Responsible for managing all the financial aspects of business- investments, capital
expenditures, budget allocation, cost control measures, cash flow and sourcing of funds.
Ultimate role of CFO is to ensure that all financial decisions made will continue to the
achievement of corporate goals and objectives.

Qualities of a Finance Professional


1. Integrity
A strong quality of being honest.
It is a strong adherence to moral standards and uprightness.
Someone has integrity if he/she chooses to do what is right even if no one is watching.
2. Attention to detail
Financial information provided to the stakeholders, especially the decision makers, have to
be complete and accurate.
3. Strong oral and written communication skills
They must generate and prepare reports in format that can be easily understood by the
intended users.
They should be ready to explain these results and answer queries from different
stakeholders.
4. Ability to multitask
Must be capable of wearing many hats and still be focused on key issues that affect the
financial well-being of the organization.
5. Analytical
Is one who has the ability to interpret data and discover underlying reasons that would
explain a particular situation.
6. Ability to think strategically
Strategic thinking entails having the ability to come up with plans that are in line with the
firm’s vision, mission, and objectives.
Strategic thinkers also posses the ability to determine priorities and identify potential risks
and opportunities.
7. Ability to use technology
Technology helps in safeguarding confidentiality and integrity of financial information.

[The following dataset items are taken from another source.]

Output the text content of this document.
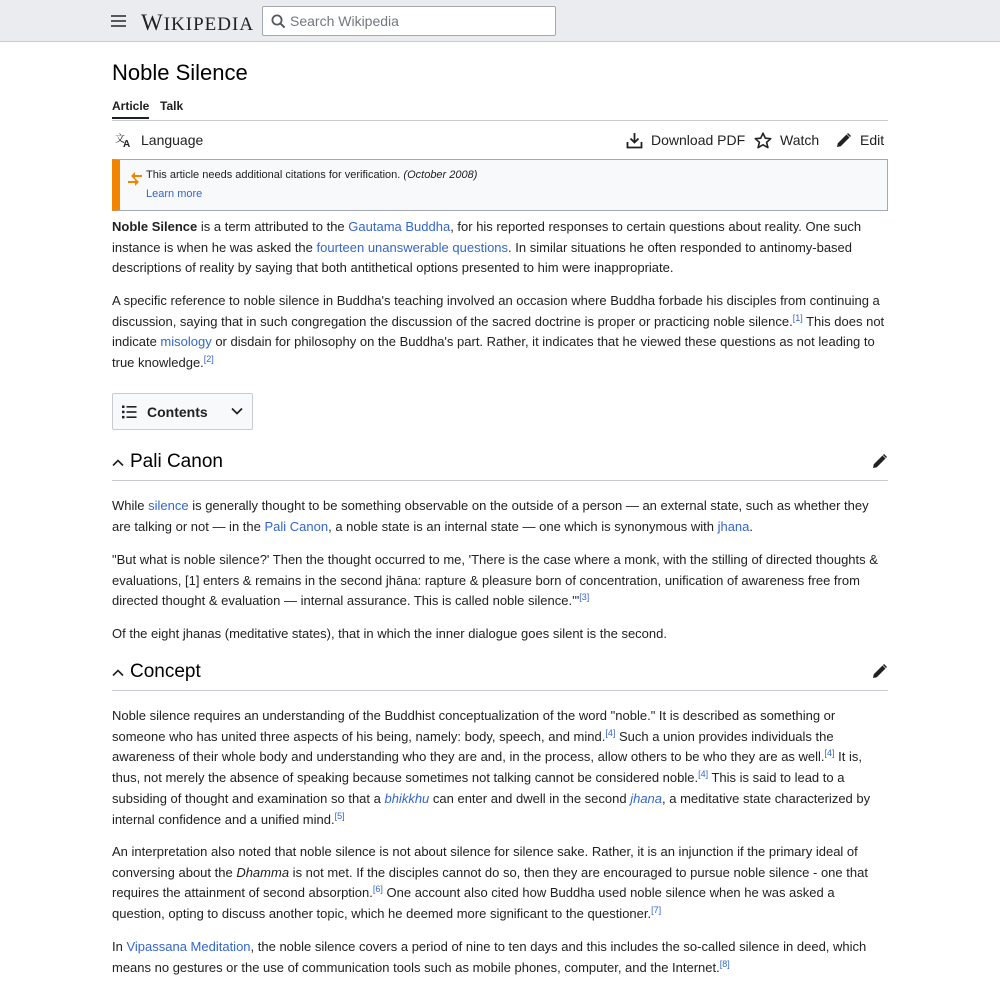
WIKIPEDIA
Search Wikipedia
Noble Silence
Article Talk
文
A Language	Download PDF Watch	Edit
This article needs additional citations for verification. (October 2008)
Learn more

Noble Silence is a term attributed to the Gautama Buddha, for his reported responses to certain questions about reality. One such instance is when he was asked the fourteen unanswerable questions. In similar situations he often responded to antinomy-based descriptions of reality by saying that both antithetical options presented to him were inappropriate.

A specific reference to noble silence in Buddha's teaching involved an occasion where Buddha forbade his disciples from continuing a discussion, saying that in such congregation the discussion of the sacred doctrine is proper or practicing noble silence.[1] This does not indicate misology or disdain for philosophy on the Buddha's part. Rather, it indicates that he viewed these questions as not leading to true knowledge.[2]

Contents
Pali Canon

While silence is generally thought to be something observable on the outside of a person — an external state, such as whether they are talking or not — in the Pali Canon, a noble state is an internal state — one which is synonymous with jhana.

"But what is noble silence?' Then the thought occurred to me, 'There is the case where a monk, with the stilling of directed thoughts & evaluations, [1] enters & remains in the second jhāna: rapture & pleasure born of concentration, unification of awareness free from directed thought & evaluation — internal assurance. This is called noble silence.'"[3]

Of the eight jhanas (meditative states), that in which the inner dialogue goes silent is the second.

Concept

Noble silence requires an understanding of the Buddhist conceptualization of the word "noble." It is described as something or someone who has united three aspects of his being, namely: body, speech, and mind.[4] Such a union provides individuals the awareness of their whole body and understanding who they are and, in the process, allow others to be who they are as well.[4] It is, thus, not merely the absence of speaking because sometimes not talking cannot be considered noble.[4] This is said to lead to a subsiding of thought and examination so that a bhikkhu can enter and dwell in the second jhana, a meditative state characterized by internal confidence and a unified mind.[5]

An interpretation also noted that noble silence is not about silence for silence sake. Rather, it is an injunction if the primary ideal of conversing about the Dhamma is not met. If the disciples cannot do so, then they are encouraged to pursue noble silence - one that requires the attainment of second absorption.[6] One account also cited how Buddha used noble silence when he was asked a question, opting to discuss another topic, which he deemed more significant to the questioner.[7]

In Vipassana Meditation, the noble silence covers a period of nine to ten days and this includes the so-called silence in deed, which means no gestures or the use of communication tools such as mobile phones, computer, and the Internet.[8]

Also it deepen his analysis of data and enhance his reports through visualization techniques.
(Spreadsheet and statistical and accounting software)
8. Team Player
Ability to work in collaborative environment is imperative.
9. Leadership
Capacity to lead people.
Leading people means teaching, sharing knowledge, motivating other employees to meet or
exceed standards, and encouraging everyone to meet standards.
10. Flexibility
Has to adapt, and adapting entails being updated on the current trends in industry practices,
policies and procedures and regulations.